Automated Permission Audit: Upon service installation or startup, NSSM should scan its own binary path and the target application path. It would flag if high-risk groups (e.g., "Everyone," "Users," or "Authenticated Users") have Write or Full Control permissions.

Mandatory Quoted Paths: The tool should automatically enforce quoted service paths in the Windows registry to prevent "Unquoted Service Path" exploits, where Windows might execute a malicious binary with a similar name in a parent folder. Using accesschk

Binary Hash Verification: A feature that allows administrators to register a SHA-256 hash of the legitimate application executable. NSSM would verify this hash before every launch; if the binary has been replaced (a common privilege escalation tactic), NSSM would refuse to start the service.

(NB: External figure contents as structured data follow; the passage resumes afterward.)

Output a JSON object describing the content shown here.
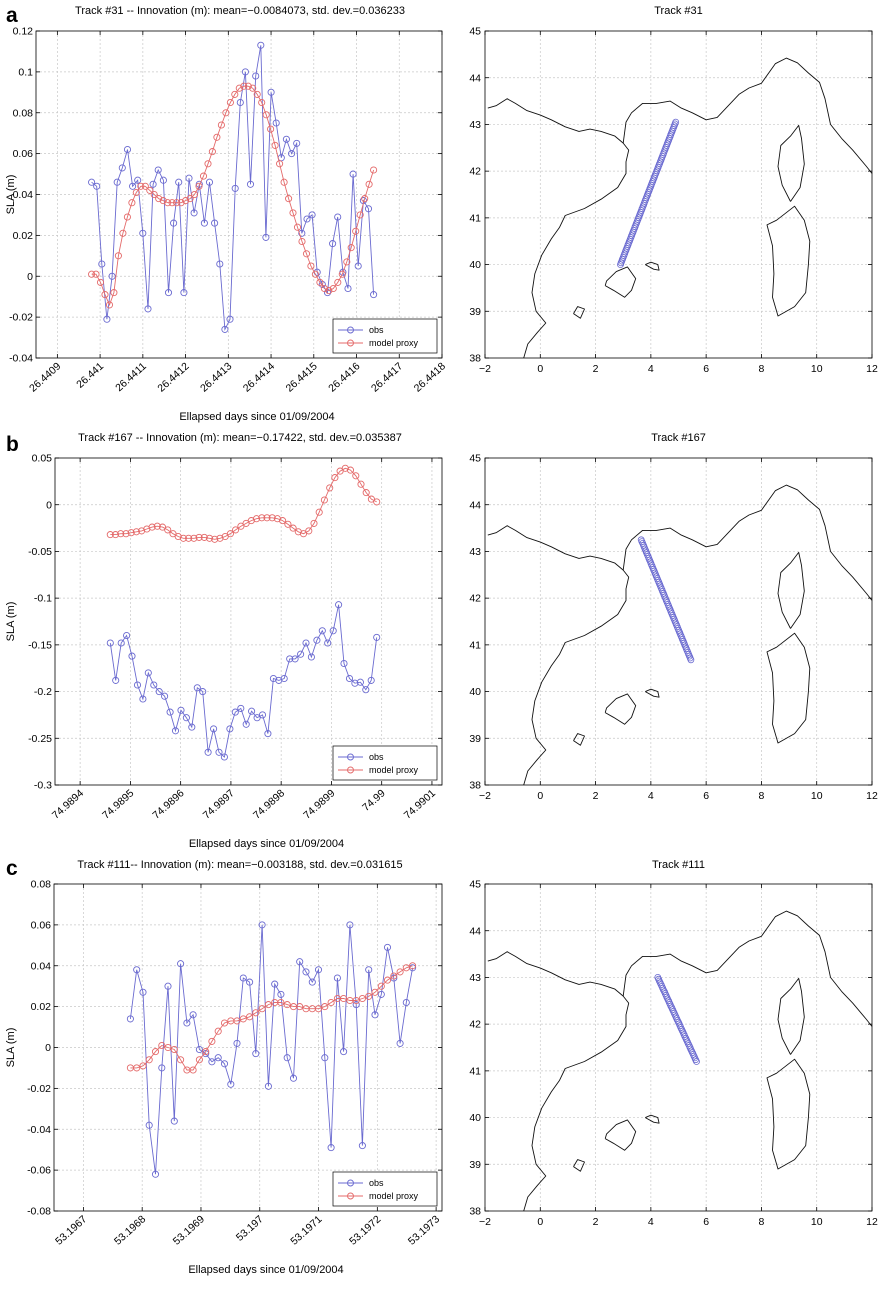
{
  "figure": {
    "panel_letters": [
      "a",
      "b",
      "c"
    ]
  },
  "colors": {
    "obs": "#6a6ad0",
    "model": "#e46a6a",
    "grid": "#c8c8c8",
    "coast": "#111111",
    "axes": "#000000"
  },
  "chart_data": [
    {
      "panel": "a",
      "type": "line",
      "title": "Track #31 -- Innovation (m): mean=−0.0084073, std. dev.=0.036233",
      "xlabel": "Ellapsed days since 01/09/2004",
      "ylabel": "SLA (m)",
      "xlim": [
        26.44085,
        26.4418
      ],
      "ylim": [
        -0.04,
        0.12
      ],
      "xticks": [
        26.4409,
        26.441,
        26.4411,
        26.4412,
        26.4413,
        26.4414,
        26.4415,
        26.4416,
        26.4417,
        26.4418
      ],
      "xtick_labels": [
        "26.4409",
        "26.441",
        "26.4411",
        "26.4412",
        "26.4413",
        "26.4414",
        "26.4415",
        "26.4416",
        "26.4417",
        "26.4418"
      ],
      "yticks": [
        -0.04,
        -0.02,
        0,
        0.02,
        0.04,
        0.06,
        0.08,
        0.1,
        0.12
      ],
      "ytick_labels": [
        "-0.04",
        "-0.02",
        "0",
        "0.02",
        "0.04",
        "0.06",
        "0.08",
        "0.1",
        "0.12"
      ],
      "grid": true,
      "legend_position": "bottom-right",
      "x_start": 26.44098,
      "x_end": 26.44164,
      "series": [
        {
          "name": "obs",
          "color": "#6a6ad0",
          "values": [
            0.046,
            0.044,
            0.006,
            -0.021,
            0.0,
            0.046,
            0.053,
            0.062,
            0.044,
            0.047,
            0.021,
            -0.016,
            0.045,
            0.052,
            0.047,
            -0.008,
            0.026,
            0.046,
            -0.008,
            0.048,
            0.031,
            0.045,
            0.026,
            0.046,
            0.026,
            0.006,
            -0.026,
            -0.021,
            0.043,
            0.085,
            0.1,
            0.045,
            0.098,
            0.113,
            0.019,
            0.09,
            0.075,
            0.058,
            0.067,
            0.06,
            0.065,
            0.021,
            0.028,
            0.03,
            0.002,
            -0.004,
            -0.008,
            0.016,
            0.029,
            0.002,
            -0.006,
            0.05,
            0.005,
            0.037,
            0.033,
            -0.009
          ]
        },
        {
          "name": "model proxy",
          "color": "#e46a6a",
          "values": [
            0.001,
            0.001,
            -0.003,
            -0.009,
            -0.014,
            -0.008,
            0.01,
            0.021,
            0.029,
            0.036,
            0.041,
            0.044,
            0.044,
            0.042,
            0.04,
            0.038,
            0.037,
            0.036,
            0.036,
            0.036,
            0.036,
            0.037,
            0.038,
            0.04,
            0.044,
            0.049,
            0.055,
            0.061,
            0.068,
            0.074,
            0.08,
            0.085,
            0.089,
            0.092,
            0.093,
            0.093,
            0.092,
            0.089,
            0.085,
            0.079,
            0.072,
            0.064,
            0.055,
            0.046,
            0.038,
            0.031,
            0.024,
            0.017,
            0.011,
            0.005,
            0.001,
            -0.003,
            -0.006,
            -0.007,
            -0.006,
            -0.003,
            0.001,
            0.007,
            0.014,
            0.022,
            0.03,
            0.038,
            0.045,
            0.052
          ]
        }
      ]
    },
    {
      "panel": "b",
      "type": "line",
      "title": "Track #167 -- Innovation (m): mean=−0.17422, std. dev.=0.035387",
      "xlabel": "Ellapsed days since 01/09/2004",
      "ylabel": "SLA (m)",
      "xlim": [
        74.98935,
        74.99012
      ],
      "ylim": [
        -0.3,
        0.05
      ],
      "xticks": [
        74.9894,
        74.9895,
        74.9896,
        74.9897,
        74.9898,
        74.9899,
        74.99,
        74.9901
      ],
      "xtick_labels": [
        "74.9894",
        "74.9895",
        "74.9896",
        "74.9897",
        "74.9898",
        "74.9899",
        "74.99",
        "74.9901"
      ],
      "yticks": [
        -0.3,
        -0.25,
        -0.2,
        -0.15,
        -0.1,
        -0.05,
        0,
        0.05
      ],
      "ytick_labels": [
        "-0.3",
        "-0.25",
        "-0.2",
        "-0.15",
        "-0.1",
        "-0.05",
        "0",
        "0.05"
      ],
      "grid": true,
      "legend_position": "bottom-right",
      "x_start": 74.98946,
      "x_end": 74.98999,
      "series": [
        {
          "name": "obs",
          "color": "#6a6ad0",
          "values": [
            -0.148,
            -0.188,
            -0.148,
            -0.14,
            -0.162,
            -0.193,
            -0.208,
            -0.18,
            -0.193,
            -0.2,
            -0.205,
            -0.222,
            -0.242,
            -0.22,
            -0.228,
            -0.238,
            -0.196,
            -0.2,
            -0.265,
            -0.24,
            -0.265,
            -0.27,
            -0.24,
            -0.222,
            -0.218,
            -0.235,
            -0.221,
            -0.228,
            -0.225,
            -0.245,
            -0.186,
            -0.188,
            -0.186,
            -0.165,
            -0.165,
            -0.16,
            -0.148,
            -0.163,
            -0.145,
            -0.135,
            -0.148,
            -0.135,
            -0.107,
            -0.17,
            -0.186,
            -0.191,
            -0.19,
            -0.198,
            -0.188,
            -0.142
          ]
        },
        {
          "name": "model proxy",
          "color": "#e46a6a",
          "values": [
            -0.032,
            -0.032,
            -0.031,
            -0.031,
            -0.03,
            -0.029,
            -0.028,
            -0.026,
            -0.024,
            -0.023,
            -0.024,
            -0.027,
            -0.031,
            -0.034,
            -0.036,
            -0.036,
            -0.036,
            -0.035,
            -0.035,
            -0.036,
            -0.037,
            -0.036,
            -0.034,
            -0.031,
            -0.027,
            -0.023,
            -0.02,
            -0.017,
            -0.015,
            -0.014,
            -0.014,
            -0.014,
            -0.015,
            -0.017,
            -0.021,
            -0.025,
            -0.029,
            -0.031,
            -0.028,
            -0.02,
            -0.008,
            0.005,
            0.018,
            0.029,
            0.036,
            0.039,
            0.037,
            0.031,
            0.022,
            0.013,
            0.006,
            0.003
          ]
        }
      ]
    },
    {
      "panel": "c",
      "type": "line",
      "title": "Track #111-- Innovation (m): mean=−0.003188, std. dev.=0.031615",
      "xlabel": "Ellapsed days since 01/09/2004",
      "ylabel": "SLA (m)",
      "xlim": [
        53.19665,
        53.19731
      ],
      "ylim": [
        -0.08,
        0.08
      ],
      "xticks": [
        53.1967,
        53.1968,
        53.1969,
        53.197,
        53.1971,
        53.1972,
        53.1973
      ],
      "xtick_labels": [
        "53.1967",
        "53.1968",
        "53.1969",
        "53.197",
        "53.1971",
        "53.1972",
        "53.1973"
      ],
      "yticks": [
        -0.08,
        -0.06,
        -0.04,
        -0.02,
        0,
        0.02,
        0.04,
        0.06,
        0.08
      ],
      "ytick_labels": [
        "-0.08",
        "-0.06",
        "-0.04",
        "-0.02",
        "0",
        "0.02",
        "0.04",
        "0.06",
        "0.08"
      ],
      "grid": true,
      "legend_position": "bottom-right",
      "x_start": 53.19678,
      "x_end": 53.19726,
      "series": [
        {
          "name": "obs",
          "color": "#6a6ad0",
          "values": [
            0.014,
            0.038,
            0.027,
            -0.038,
            -0.062,
            -0.01,
            0.03,
            -0.036,
            0.041,
            0.012,
            0.016,
            -0.001,
            -0.003,
            -0.007,
            -0.005,
            -0.008,
            -0.018,
            0.002,
            0.034,
            0.032,
            -0.003,
            0.06,
            -0.019,
            0.031,
            0.026,
            -0.005,
            -0.015,
            0.042,
            0.037,
            0.032,
            0.038,
            -0.005,
            -0.049,
            0.034,
            -0.002,
            0.06,
            0.021,
            -0.048,
            0.038,
            0.016,
            0.026,
            0.049,
            0.034,
            0.002,
            0.022,
            0.039
          ]
        },
        {
          "name": "model proxy",
          "color": "#e46a6a",
          "values": [
            -0.01,
            -0.01,
            -0.009,
            -0.006,
            -0.002,
            0.001,
            0.0,
            -0.001,
            -0.006,
            -0.011,
            -0.011,
            -0.006,
            -0.002,
            0.003,
            0.008,
            0.012,
            0.013,
            0.013,
            0.014,
            0.015,
            0.017,
            0.019,
            0.021,
            0.022,
            0.022,
            0.021,
            0.02,
            0.02,
            0.019,
            0.019,
            0.019,
            0.02,
            0.022,
            0.024,
            0.024,
            0.023,
            0.023,
            0.024,
            0.025,
            0.027,
            0.03,
            0.033,
            0.035,
            0.037,
            0.039,
            0.04
          ]
        }
      ]
    },
    {
      "panel": "a",
      "type": "scatter",
      "title": "Track #31",
      "xlim": [
        -2,
        12
      ],
      "ylim": [
        38,
        45
      ],
      "xticks": [
        -2,
        0,
        2,
        4,
        6,
        8,
        10,
        12
      ],
      "xtick_labels": [
        "−2",
        "0",
        "2",
        "4",
        "6",
        "8",
        "10",
        "12"
      ],
      "yticks": [
        38,
        39,
        40,
        41,
        42,
        43,
        44,
        45
      ],
      "ytick_labels": [
        "38",
        "39",
        "40",
        "41",
        "42",
        "43",
        "44",
        "45"
      ],
      "grid": true,
      "track": {
        "lon": [
          2.9,
          4.9
        ],
        "lat": [
          40.0,
          43.05
        ],
        "count": 80
      }
    },
    {
      "panel": "b",
      "type": "scatter",
      "title": "Track #167",
      "xlim": [
        -2,
        12
      ],
      "ylim": [
        38,
        45
      ],
      "xticks": [
        -2,
        0,
        2,
        4,
        6,
        8,
        10,
        12
      ],
      "xtick_labels": [
        "−2",
        "0",
        "2",
        "4",
        "6",
        "8",
        "10",
        "12"
      ],
      "yticks": [
        38,
        39,
        40,
        41,
        42,
        43,
        44,
        45
      ],
      "ytick_labels": [
        "38",
        "39",
        "40",
        "41",
        "42",
        "43",
        "44",
        "45"
      ],
      "grid": true,
      "track": {
        "lon": [
          3.65,
          5.45
        ],
        "lat": [
          43.25,
          40.68
        ],
        "count": 66
      }
    },
    {
      "panel": "c",
      "type": "scatter",
      "title": "Track #111",
      "xlim": [
        -2,
        12
      ],
      "ylim": [
        38,
        45
      ],
      "xticks": [
        -2,
        0,
        2,
        4,
        6,
        8,
        10,
        12
      ],
      "xtick_labels": [
        "−2",
        "0",
        "2",
        "4",
        "6",
        "8",
        "10",
        "12"
      ],
      "yticks": [
        38,
        39,
        40,
        41,
        42,
        43,
        44,
        45
      ],
      "ytick_labels": [
        "38",
        "39",
        "40",
        "41",
        "42",
        "43",
        "44",
        "45"
      ],
      "grid": true,
      "track": {
        "lon": [
          4.25,
          5.65
        ],
        "lat": [
          43.0,
          41.2
        ],
        "count": 48
      }
    }
  ]
}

"Least Privilege" Mode: A toggle to ensure the service defaults to a virtual account or a low-privileged user instead of the "LocalSystem" account, which is the most frequent target for attackers looking for administrative control. Why this is needed

NSSM 2.24 is frequently cited in security advisories because third-party installers (like CouchDB or Wowza Streaming Engine) often deploy it with weak directory permissions. Because NSSM typically runs with SYSTEM privileges, any user who can replace the nssm.exe file can effectively take over the entire machine.

I can provide PowerShell scripts to manually audit your current NSSM services or help you harden the registry keys for an existing setup. Which would you prefer? CVE-2016-20033 Detail - NVD

In multi-tenant environments (VDI, Citrix, shared kiosks), a low-privilege user who finds NSSM 2.24 installed on the base image can escalate to SYSTEM and escape their session container.

Summary

Technical background (how unquoted service path LPE works)

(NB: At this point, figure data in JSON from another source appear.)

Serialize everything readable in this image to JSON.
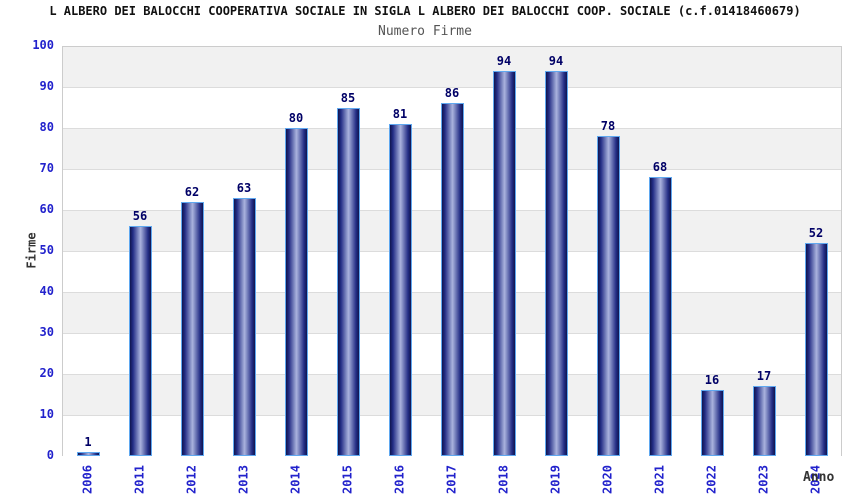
{
  "chart_data": {
    "type": "bar",
    "title": "L ALBERO DEI BALOCCHI COOPERATIVA SOCIALE IN SIGLA L ALBERO DEI BALOCCHI COOP. SOCIALE (c.f.01418460679)",
    "subtitle": "Numero Firme",
    "xlabel": "Anno",
    "ylabel": "Firme",
    "categories": [
      "2006",
      "2011",
      "2012",
      "2013",
      "2014",
      "2015",
      "2016",
      "2017",
      "2018",
      "2019",
      "2020",
      "2021",
      "2022",
      "2023",
      "2024"
    ],
    "values": [
      1,
      56,
      62,
      63,
      80,
      85,
      81,
      86,
      94,
      94,
      78,
      68,
      16,
      17,
      52
    ],
    "ylim": [
      0,
      100
    ],
    "ytick_step": 10,
    "grid": true,
    "legend_position": "none",
    "value_labels_shown": true,
    "colors": {
      "title_text": "#111111",
      "subtitle_text": "#555555",
      "axis_tick_label": "#2222cc",
      "value_label": "#000066",
      "axis_title_text": "#333333",
      "bar_border": "#5fa8f0",
      "bar_edge": "#10154f",
      "bar_mid": "#232d85",
      "bar_center": "#aab3de",
      "band_gray": "#f1f1f1",
      "band_white": "#ffffff",
      "gridline": "#dcdcdc",
      "plot_border": "#cccccc",
      "background": "#ffffff"
    }
  }
}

  • If an attacker can place an executable at one of the checked prefixes that runs earlier than the intended binary, that binary will run with service privileges (often SYSTEM).
  • NSSM is commonly shipped/used as the service binary (nssm.exe). If a service uses an unquoted ImagePath that references nssm in a folder path with spaces, and a writable prefix exists, NSSM deployments become exploitable.

    • Evidence and observed occurrences

    Exploitation conditions (what an attacker needs)

    Typical exploitation steps (conceptual)

    Limitations and real-world constraints

    Proofs-of-concept and tooling

    Mitigations and remediation

    Vendor guidance and disclosure practices

    Practical detection (quick checks)

  • Check write permissions on candidate prefixes with Test-Path and attempt to create a benign file to prove writeability (in a safe, authorized test).

    • Responsible testing and legal/ethical notes

    References and further reading

    If you want, I can:

    In a locked-down environment, the user cannot start the service themselves. However, an attacker can simply wait for the server to reboot (or trigger a crash/reboot via another vector), at which point the service starts automatically.